Ver devagar
Aquilo que consideramos que é um pensamento não é algo que possa ser definido, a complexidade do nosso cérebro estará muito para além da nossa capacidade de o entender. Mas, de uma forma simplista, podemos dizer que existem diferentes tipos de pensamento consciente: sentimentos, imagens, pensamento rápido e pensamento lento.
O pensamento rápido são as nossas reações por instinto, as decisões que fazemos sem racionalizar, de imediato ou de reação. Este é o tipo de pensamento que nos permitiu sobreviver enquanto espécie durante milhares de anos e que hoje é a base da sociedade de consumo. O bom cidadão, nesta sociedade, compra por instinto para satisfazer emoções imediatas.
O pensamento lento trata-se de todo o pensamento que exige uma racionalização, uma sequência de ideias de causa efeito. A linguagem é a estrutura inseparável do pensamento lento. É este pensamento que nos permite a religião, o inventar, o criar e que nos permitiu transformar-nos de criatura em criador.
No livro "Elogio da palavra" o seu autor, Lamberto Maffei, elabora sobre a diferença entre o olhar e o ver. O ver consiste na interpretação que cada um faz do que recebemos quando olhamos. O ver, a interpretação, para ser o mais produtiva possível recorre ao pensamento lento. O que vemos é algo de muito pessoal, que depende não só do que somos geneticamente mas também do nosso passado, do que aprendemos ao longo da vida, da nossa forma de viver e da nossa linguagem (na medida de que o pensamento lento é inseparável da linguagem).
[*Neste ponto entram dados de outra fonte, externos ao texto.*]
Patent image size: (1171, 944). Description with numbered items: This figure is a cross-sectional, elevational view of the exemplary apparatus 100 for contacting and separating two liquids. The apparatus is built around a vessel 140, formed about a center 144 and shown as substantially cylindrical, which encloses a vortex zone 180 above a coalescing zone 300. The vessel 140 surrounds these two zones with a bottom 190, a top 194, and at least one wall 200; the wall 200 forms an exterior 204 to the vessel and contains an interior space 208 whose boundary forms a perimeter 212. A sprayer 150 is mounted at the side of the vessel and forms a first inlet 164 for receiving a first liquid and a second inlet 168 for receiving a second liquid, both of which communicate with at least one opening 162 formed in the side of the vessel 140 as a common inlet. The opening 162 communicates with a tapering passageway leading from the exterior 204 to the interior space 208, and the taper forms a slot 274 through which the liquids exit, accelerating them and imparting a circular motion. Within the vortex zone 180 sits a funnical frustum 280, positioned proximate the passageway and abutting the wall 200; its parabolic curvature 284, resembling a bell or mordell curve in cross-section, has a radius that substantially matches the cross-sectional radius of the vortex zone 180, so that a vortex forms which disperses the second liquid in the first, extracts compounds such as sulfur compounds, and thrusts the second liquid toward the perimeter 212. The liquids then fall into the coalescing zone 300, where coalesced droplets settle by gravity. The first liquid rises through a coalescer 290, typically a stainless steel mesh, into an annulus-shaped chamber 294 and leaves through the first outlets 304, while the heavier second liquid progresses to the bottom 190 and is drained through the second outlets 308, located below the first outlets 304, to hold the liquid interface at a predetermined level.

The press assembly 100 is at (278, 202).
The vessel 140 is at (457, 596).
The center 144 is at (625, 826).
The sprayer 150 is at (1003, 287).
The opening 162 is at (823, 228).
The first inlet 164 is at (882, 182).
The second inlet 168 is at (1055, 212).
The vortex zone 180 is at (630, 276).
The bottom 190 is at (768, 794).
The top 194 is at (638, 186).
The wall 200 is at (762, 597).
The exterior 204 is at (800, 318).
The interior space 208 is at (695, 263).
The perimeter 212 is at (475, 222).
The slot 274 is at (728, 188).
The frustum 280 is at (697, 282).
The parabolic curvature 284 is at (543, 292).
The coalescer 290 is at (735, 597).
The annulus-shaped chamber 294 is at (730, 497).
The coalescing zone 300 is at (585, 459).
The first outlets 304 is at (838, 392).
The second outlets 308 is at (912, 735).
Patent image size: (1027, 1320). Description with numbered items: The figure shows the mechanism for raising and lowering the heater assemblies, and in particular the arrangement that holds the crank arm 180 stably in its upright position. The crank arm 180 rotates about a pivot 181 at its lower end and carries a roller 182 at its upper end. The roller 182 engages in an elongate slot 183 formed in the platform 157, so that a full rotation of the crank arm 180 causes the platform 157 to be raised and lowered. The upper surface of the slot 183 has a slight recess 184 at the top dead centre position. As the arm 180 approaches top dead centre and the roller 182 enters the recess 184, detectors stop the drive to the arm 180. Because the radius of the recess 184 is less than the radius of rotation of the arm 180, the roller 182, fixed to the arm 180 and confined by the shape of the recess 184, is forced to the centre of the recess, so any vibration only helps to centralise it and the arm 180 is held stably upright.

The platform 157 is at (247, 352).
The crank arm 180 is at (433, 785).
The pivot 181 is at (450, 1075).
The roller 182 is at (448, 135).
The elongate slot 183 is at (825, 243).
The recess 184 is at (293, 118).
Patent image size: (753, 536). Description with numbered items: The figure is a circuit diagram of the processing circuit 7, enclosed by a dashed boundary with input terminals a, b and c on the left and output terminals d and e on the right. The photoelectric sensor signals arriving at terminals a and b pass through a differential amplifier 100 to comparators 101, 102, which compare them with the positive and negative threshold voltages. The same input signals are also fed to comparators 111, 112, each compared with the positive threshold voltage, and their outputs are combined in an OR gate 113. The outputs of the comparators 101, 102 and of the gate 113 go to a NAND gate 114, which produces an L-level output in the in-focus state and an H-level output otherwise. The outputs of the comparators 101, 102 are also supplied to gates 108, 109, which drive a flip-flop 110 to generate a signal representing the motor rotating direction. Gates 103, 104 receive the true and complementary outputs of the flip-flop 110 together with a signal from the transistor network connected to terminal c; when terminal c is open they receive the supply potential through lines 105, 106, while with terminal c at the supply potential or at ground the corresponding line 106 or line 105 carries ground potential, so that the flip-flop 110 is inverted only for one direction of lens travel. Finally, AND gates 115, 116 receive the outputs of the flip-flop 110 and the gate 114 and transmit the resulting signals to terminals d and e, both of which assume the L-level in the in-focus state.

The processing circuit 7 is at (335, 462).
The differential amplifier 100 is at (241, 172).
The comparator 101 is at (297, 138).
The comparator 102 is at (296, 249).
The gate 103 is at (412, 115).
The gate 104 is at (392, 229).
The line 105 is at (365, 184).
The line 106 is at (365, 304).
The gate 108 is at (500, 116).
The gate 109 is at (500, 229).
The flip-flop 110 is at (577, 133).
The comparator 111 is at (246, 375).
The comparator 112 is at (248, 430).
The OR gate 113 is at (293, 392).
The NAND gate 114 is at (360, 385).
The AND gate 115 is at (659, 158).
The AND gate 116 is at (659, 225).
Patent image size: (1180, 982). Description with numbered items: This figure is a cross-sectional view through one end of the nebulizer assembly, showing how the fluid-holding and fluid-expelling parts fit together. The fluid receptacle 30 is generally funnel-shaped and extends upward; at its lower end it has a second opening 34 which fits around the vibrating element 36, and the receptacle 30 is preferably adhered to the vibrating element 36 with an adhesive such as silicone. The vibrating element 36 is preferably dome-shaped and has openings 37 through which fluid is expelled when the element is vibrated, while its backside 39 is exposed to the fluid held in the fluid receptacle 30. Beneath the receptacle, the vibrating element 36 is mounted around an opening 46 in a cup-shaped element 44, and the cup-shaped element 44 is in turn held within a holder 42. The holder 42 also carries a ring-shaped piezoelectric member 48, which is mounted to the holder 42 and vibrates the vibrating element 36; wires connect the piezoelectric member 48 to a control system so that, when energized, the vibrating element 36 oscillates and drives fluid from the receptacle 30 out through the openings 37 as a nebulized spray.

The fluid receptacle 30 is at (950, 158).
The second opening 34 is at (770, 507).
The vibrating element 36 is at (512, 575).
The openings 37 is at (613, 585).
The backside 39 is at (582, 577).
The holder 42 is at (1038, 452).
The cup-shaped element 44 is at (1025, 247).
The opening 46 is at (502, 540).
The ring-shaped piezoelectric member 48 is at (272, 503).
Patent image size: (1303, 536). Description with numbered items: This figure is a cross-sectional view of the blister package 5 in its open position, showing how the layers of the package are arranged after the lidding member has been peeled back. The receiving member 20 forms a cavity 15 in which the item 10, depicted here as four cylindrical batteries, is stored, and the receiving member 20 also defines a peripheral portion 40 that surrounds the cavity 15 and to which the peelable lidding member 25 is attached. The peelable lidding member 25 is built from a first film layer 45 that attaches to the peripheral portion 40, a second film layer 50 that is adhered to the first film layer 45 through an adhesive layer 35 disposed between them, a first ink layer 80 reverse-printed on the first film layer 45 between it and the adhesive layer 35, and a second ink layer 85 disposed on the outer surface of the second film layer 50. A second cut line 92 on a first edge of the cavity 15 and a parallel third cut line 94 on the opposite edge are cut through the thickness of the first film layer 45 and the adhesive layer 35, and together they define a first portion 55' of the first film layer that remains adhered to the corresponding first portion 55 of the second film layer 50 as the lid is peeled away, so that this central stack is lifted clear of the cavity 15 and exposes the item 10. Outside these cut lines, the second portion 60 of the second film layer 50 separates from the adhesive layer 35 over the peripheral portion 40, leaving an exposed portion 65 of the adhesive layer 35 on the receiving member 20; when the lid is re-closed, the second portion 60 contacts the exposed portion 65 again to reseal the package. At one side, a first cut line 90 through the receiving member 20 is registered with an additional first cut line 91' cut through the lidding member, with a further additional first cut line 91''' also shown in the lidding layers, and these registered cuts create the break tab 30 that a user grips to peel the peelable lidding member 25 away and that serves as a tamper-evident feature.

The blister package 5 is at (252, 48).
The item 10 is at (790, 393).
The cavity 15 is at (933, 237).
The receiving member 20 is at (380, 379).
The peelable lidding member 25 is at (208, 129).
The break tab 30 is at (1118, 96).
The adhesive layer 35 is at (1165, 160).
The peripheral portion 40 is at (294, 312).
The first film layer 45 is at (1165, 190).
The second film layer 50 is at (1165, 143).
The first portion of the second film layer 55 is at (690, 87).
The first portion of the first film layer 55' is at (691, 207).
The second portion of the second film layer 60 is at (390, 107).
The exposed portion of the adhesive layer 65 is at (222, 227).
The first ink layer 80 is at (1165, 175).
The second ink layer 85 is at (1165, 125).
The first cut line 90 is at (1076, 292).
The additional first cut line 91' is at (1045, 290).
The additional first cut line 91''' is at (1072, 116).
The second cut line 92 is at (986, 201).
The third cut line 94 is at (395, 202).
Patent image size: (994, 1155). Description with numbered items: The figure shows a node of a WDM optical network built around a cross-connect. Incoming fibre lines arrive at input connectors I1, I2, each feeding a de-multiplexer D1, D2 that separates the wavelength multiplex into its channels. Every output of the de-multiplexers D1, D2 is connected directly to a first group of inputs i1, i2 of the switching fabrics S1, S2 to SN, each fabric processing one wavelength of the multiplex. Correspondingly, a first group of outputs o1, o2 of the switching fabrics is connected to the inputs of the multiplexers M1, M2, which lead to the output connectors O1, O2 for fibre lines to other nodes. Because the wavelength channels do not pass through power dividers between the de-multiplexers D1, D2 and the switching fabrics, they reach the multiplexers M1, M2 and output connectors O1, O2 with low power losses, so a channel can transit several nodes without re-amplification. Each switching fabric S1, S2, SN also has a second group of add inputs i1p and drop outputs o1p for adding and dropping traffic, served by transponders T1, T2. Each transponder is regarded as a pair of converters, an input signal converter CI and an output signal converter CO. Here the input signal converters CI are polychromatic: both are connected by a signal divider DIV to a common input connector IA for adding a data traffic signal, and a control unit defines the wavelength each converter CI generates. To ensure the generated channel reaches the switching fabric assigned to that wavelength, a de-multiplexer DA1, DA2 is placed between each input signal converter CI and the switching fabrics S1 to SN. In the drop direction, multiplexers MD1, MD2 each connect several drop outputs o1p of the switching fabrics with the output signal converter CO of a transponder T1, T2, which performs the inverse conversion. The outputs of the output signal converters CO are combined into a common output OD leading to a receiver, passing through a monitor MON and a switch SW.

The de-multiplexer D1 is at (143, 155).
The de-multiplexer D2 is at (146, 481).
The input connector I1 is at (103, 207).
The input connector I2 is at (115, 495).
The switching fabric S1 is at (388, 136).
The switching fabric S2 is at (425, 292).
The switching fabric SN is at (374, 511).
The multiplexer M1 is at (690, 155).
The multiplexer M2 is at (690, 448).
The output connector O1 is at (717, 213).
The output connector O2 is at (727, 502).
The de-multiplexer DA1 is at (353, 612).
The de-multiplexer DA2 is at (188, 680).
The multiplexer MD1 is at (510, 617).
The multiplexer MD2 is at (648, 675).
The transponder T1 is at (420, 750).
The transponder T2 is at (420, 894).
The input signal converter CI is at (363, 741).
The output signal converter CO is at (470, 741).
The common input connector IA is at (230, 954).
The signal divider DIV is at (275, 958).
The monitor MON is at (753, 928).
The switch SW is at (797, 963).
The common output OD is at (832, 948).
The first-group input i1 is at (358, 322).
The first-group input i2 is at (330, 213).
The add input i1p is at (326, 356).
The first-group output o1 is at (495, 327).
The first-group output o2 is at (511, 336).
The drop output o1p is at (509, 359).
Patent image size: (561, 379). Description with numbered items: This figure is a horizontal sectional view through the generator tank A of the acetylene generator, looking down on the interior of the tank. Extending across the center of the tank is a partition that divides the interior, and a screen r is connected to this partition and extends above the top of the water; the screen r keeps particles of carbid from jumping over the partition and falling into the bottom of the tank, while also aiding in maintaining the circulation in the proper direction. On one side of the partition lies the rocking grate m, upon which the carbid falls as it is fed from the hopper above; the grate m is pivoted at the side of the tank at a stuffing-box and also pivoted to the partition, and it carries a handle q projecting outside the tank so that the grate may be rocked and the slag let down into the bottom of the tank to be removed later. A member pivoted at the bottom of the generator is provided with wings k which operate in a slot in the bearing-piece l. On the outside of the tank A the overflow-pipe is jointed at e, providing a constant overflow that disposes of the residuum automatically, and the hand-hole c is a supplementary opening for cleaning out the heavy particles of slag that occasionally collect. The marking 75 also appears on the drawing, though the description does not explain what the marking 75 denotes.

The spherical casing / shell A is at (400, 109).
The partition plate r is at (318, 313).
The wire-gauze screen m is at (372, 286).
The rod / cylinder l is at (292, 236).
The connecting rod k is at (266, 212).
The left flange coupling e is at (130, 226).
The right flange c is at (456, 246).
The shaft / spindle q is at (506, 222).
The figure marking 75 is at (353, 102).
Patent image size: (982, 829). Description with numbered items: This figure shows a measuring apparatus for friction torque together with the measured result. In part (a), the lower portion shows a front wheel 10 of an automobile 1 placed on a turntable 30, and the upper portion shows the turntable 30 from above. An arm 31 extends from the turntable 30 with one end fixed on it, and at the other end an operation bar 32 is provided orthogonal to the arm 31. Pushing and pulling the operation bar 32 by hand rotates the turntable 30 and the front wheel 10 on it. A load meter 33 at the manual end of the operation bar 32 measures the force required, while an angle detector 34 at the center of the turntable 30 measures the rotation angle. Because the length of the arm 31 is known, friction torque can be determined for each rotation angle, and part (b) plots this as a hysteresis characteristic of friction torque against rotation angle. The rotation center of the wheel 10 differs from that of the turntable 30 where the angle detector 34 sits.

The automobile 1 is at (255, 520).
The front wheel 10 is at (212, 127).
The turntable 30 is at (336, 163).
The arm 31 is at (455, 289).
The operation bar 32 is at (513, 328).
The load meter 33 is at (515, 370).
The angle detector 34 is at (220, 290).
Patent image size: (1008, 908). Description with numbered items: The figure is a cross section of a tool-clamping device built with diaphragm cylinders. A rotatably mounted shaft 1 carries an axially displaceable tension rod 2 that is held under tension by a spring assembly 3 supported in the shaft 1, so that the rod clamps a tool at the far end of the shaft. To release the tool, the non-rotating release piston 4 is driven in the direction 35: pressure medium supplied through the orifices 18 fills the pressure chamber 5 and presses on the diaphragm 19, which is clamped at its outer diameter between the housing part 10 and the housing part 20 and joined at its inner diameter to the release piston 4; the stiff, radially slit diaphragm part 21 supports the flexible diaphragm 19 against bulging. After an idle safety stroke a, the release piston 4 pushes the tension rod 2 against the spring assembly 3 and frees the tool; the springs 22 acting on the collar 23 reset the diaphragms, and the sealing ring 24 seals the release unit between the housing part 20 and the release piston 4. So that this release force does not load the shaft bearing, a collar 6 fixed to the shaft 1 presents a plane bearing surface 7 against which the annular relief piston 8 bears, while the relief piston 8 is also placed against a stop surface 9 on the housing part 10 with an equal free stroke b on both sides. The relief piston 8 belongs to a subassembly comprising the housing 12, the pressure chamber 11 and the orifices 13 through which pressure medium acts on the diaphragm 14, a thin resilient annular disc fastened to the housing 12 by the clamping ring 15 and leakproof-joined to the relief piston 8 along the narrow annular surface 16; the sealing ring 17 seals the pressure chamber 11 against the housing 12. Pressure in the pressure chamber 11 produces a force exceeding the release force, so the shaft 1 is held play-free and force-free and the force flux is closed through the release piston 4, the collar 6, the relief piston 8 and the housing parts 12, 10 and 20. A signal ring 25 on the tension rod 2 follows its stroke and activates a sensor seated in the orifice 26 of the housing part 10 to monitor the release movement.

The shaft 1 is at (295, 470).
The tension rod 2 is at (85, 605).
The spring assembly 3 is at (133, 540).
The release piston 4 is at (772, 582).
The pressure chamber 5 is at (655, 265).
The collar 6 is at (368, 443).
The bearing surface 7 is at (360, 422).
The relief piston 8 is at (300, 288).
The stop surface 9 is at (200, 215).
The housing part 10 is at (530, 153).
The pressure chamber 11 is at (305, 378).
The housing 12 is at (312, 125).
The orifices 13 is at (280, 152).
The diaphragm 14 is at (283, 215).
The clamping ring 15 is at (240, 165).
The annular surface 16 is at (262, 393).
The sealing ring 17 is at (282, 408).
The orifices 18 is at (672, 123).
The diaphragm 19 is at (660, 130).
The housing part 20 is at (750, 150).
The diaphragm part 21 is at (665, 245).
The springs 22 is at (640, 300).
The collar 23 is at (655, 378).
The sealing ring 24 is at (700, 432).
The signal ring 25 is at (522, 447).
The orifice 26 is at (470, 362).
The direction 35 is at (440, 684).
Numa frase, pode resumir-se ao seguinte: quem sabe mais vê mais.
Por este motivo é especialmente fustrante quando olhamos e não conseguimos ver. Esquecemo-nos de utilizar o pensamento lento e vemos com o pensamento rápido. É um erro comum nestes tempos. Mas é sempre uma falha nossa, muito pessoal. Quem quer crescer tem também que aprender a ver mais devagar para ver mais.